Notons aussi que La Monnaie découvre certains talents majeurs du monde lyrique : Susan Chilcott y chante dès 1994 dans le légendaire Peter Grimes de Willy Decker, la production préférée de Bernard Foccroulle ; elle reviendra chaque saison : le compositeur dans Ariadne, Desdemona dans Otello, Alice dans Falstaff, La Gouvernante dans Le Tour d’Ecrou, Hermione dans Wintermärchen, elle chantera d’ailleurs le dernier concert de sa courte vie à Bruxelles.


Peter Grimes de Willy Decker - Susan Chilcott au centre - © Johan Jacobs 1994

Peter Mattei est très vite repéré, il chante Harlekin dans Ariadne puis revient pour le Comte des Nozze, le rôle-titre de Don Giovanni et Eugène Onégine, un an avant Aix.

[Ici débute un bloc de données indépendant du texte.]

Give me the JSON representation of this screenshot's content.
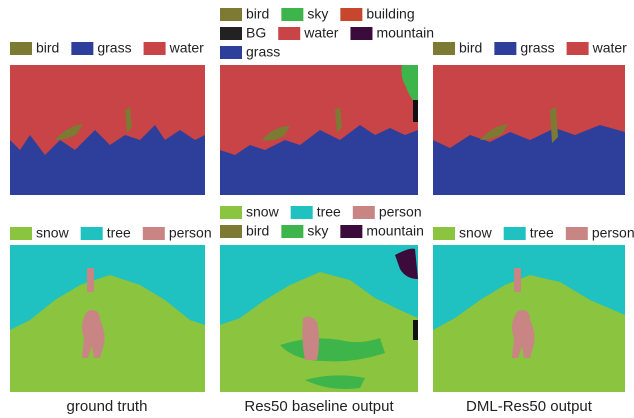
{
  "panels": [
    {
      "legend_rows": [
        [
          {
            "label": "bird",
            "color": "#7d7a34"
          },
          {
            "label": "grass",
            "color": "#2e3f9b"
          },
          {
            "label": "water",
            "color": "#c84447"
          }
        ]
      ]
    },
    {
      "legend_rows": [
        [
          {
            "label": "bird",
            "color": "#7d7a34"
          },
          {
            "label": "sky",
            "color": "#3db54a"
          },
          {
            "label": "building",
            "color": "#c6462e"
          }
        ],
        [
          {
            "label": "BG",
            "color": "#222222"
          },
          {
            "label": "water",
            "color": "#c84447"
          },
          {
            "label": "mountain",
            "color": "#3b0b3b"
          }
        ],
        [
          {
            "label": "grass",
            "color": "#2e3f9b"
          }
        ]
      ]
    },
    {
      "legend_rows": [
        [
          {
            "label": "bird",
            "color": "#7d7a34"
          },
          {
            "label": "grass",
            "color": "#2e3f9b"
          },
          {
            "label": "water",
            "color": "#c84447"
          }
        ]
      ]
    },
    {
      "legend_rows": [
        [
          {
            "label": "snow",
            "color": "#8bc43f"
          },
          {
            "label": "tree",
            "color": "#1fc1c1"
          },
          {
            "label": "person",
            "color": "#c88584"
          }
        ]
      ]
    },
    {
      "legend_rows": [
        [
          {
            "label": "snow",
            "color": "#8bc43f"
          },
          {
            "label": "tree",
            "color": "#1fc1c1"
          },
          {
            "label": "person",
            "color": "#c88584"
          }
        ],
        [
          {
            "label": "bird",
            "color": "#7d7a34"
          },
          {
            "label": "sky",
            "color": "#3db54a"
          },
          {
            "label": "mountain",
            "color": "#3b0b3b"
          }
        ]
      ]
    },
    {
      "legend_rows": [
        [
          {
            "label": "snow",
            "color": "#8bc43f"
          },
          {
            "label": "tree",
            "color": "#1fc1c1"
          },
          {
            "label": "person",
            "color": "#c88584"
          }
        ]
      ]
    }
  ],
  "captions": [
    "ground truth",
    "Res50 baseline output",
    "DML-Res50 output"
  ]
}
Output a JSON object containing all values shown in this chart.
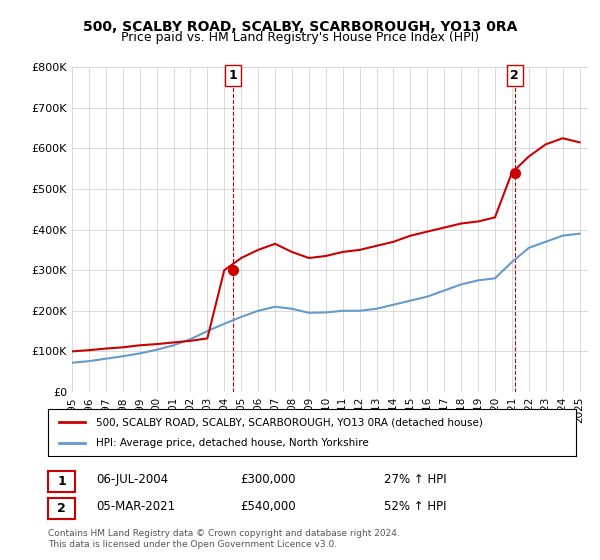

Nina Stemme et Peter Mattei dans l'Eugene Onegine de Christoph Loy - © Johan Jacobs 1994

Mais Foccroulle est fatigué, il traîne son allure fantomatique dans les rues de Bruxelles : sa mine est à faire peur. Le musicien a envie de retrouver ses orgues, ses églises ; de pouvoir – autiste - plonger le nez dans une partition et faire hurler les tubes comme bon lui semble. Les syndicats, les divas, la presse, tout cela l’épuise et vient à bout de sa belle énergie. On chuchote que Wolfgang Wagner pense à lui pour reprendre Bayreuth : c’est inutile, il ne veut plus d’une maison d’opéra. Le Châtelet insiste pour qu’il succède à Brossmann : non, rien n’y fait. Alors il décide gentiment de ne pas aller jusqu’au bout de son troisième mandat et de laisser la place à quelqu’un d’autre.

Le monde lyrique est en pleine effervescence : qui va avoir La Monnaie ? C’est la question qui est sur toutes les lèvres. Très vite, quelques évidences sautent aux yeux : Mortier était flamand, Foccroulle wallon : c’est donc au tour d’un flamand. Mais qui ? Oh il n’en manque pas : Serge Dorny, actuel directeur de l’Opéra de Lyon, Peter de Caluwe, directeur artistique de l’Opéra d’Amsterdam, Marc Clemeur directeur de l’opéra des Flandres et pourquoi pas Gérard Mortier qui bouclerait bien la boucle, vu qu’on ne veut plus vraiment de lui à Paris ? Les étrangers ne sont pas en reste ; on chuchote les noms d’Hervé Boutry, patron de l’Intercontemporain, de Pamela Rosenberg de l’Opéra de San Francisco, de Laurent Langlois, ex directeur de l’Opéra de Rouen, aussi en lice pour l’Opéra Comique. La réponse ne devrait pas tarder à tomber mais tous les bruits s’accordent à dire que Peter de Caluwe serait en tête des suffrages.

Quel que soit l’heureux gagnant de cette vieille bâtisse qu’un bon coup de peinture revigorerait certainement, le défi sera grand et les options de management peu nombreuses : poursuivre sur la route de Mortier et Foccroulle c’est s’exposer à faire du « sous-mortier », changer de direction, c’est courageux… mais La Monnaie est-elle vraiment faite pour emprunter une voie différente ? Nous voilà en tout cas au tournant d’une époque de création artistique passionnante. Il n’y a plus qu’à espérer que le tournant ne soit pas verglacé.